Catatan Harits Abu Ulya*
SALAM-ONLINE.COM: Demo menolak Omnibus Law UU Cipta Lapangan Kerja (Cilaka) terjadi di hampir seluruh kota di Indonesia. Dan dalam demo kali ini juga tidak bisa dipungkiri terjadinya aksi anarkisme dari peserta aksi. Begitu pula tindakan yang over (tidak humanis) dari pihak kepolisian terhadap demonstran secara vulgar terekam.
Jagat media online maupun offline hiruk pikuk mendedah soal siapakah gerangan yang memicu demo menjadi rusuh anarkis itu?
Dari fakta-fakta di lapangan, rekaman video amatir, dan kesaksian banyak demonstran, terlihat jelas ada indikasi pihak-pihak yang kontra terhadap demonstrasi ikut serta dalam barisan aksi. Tentu keterlibatan mereka dengan agenda dan target yang berbeda.
Dan mereka yang kontra, pola gerakannya di lapangan mengesankan terorganisir. Menyusup di barisan demo dengan melakukan aksi provokasi yang bisa memicu rusuh dan anarkisme.

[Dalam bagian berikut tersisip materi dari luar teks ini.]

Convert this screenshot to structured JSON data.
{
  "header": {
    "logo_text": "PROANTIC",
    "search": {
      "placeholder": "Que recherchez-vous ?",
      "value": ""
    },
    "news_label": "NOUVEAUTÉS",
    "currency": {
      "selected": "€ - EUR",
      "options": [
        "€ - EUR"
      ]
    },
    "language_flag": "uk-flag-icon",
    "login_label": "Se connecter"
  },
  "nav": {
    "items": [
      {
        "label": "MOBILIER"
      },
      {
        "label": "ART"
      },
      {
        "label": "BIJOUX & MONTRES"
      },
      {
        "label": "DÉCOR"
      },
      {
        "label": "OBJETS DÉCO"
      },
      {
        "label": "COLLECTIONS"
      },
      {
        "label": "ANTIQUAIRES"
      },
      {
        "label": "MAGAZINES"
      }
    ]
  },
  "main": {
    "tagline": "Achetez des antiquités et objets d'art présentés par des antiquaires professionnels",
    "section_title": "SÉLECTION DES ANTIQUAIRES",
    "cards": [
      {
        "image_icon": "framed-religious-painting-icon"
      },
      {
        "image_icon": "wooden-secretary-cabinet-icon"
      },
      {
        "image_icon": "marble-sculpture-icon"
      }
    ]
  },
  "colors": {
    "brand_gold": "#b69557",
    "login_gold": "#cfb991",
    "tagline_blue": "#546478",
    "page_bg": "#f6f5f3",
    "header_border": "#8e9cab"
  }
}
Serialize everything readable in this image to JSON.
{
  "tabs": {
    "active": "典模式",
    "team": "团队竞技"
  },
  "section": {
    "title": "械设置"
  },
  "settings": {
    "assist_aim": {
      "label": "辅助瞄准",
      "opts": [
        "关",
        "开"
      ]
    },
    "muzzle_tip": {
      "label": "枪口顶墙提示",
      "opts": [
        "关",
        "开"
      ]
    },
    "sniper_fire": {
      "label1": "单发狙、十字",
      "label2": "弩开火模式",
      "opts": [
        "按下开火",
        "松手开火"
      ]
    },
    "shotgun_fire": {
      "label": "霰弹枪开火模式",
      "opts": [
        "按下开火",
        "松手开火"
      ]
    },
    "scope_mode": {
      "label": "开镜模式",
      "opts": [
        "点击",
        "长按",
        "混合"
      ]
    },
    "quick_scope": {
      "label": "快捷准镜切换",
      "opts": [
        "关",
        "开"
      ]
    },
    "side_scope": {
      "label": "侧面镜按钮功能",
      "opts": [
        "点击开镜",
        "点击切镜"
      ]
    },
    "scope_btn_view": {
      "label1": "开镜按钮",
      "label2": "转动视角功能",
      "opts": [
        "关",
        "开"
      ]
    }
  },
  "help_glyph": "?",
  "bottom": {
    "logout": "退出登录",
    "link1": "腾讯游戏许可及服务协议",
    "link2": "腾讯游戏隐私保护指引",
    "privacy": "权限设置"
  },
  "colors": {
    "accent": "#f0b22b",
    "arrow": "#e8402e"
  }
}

Ini sebuah kesimpulan sederhana berdasarkan pola gerakan dan dampak yang ditimbulkan. Dan lebih rasional lagi kalau dianalisis dari aspek target tujuan di balik penunggangan aksi tersebut kita akan menemukan relevansinya.
Tujuannya mudah terbaca:
Pertama, mencederai aksi yang mengusung tuntutan positif bergeser menjadi aksi anarkisme, dengan begitu citra aksi jadi negatif. Bahkan dukungan luas dari publik bisa berbalik mengecam. Di sisi lain malah memberi legitimasi bagi aparat untuk membubarkan demo, tindakan represif, bahkan berujung pada pemidanaan pelaku demonstrasi.
Kedua, aksi demo murni yang mengajukan tuntutan pada rezim Joko Widodo dengan mudah dipolitisir sebab anarkisme. Propaganda bahwa aksi ditunggangi kepentingan kelompok tertentu, misalkan dari barisan sakit hati, dan lain-lain dengan mudah bisa dibangun secara masif. Targetnya mendelegitimasi aksi demonstrasi.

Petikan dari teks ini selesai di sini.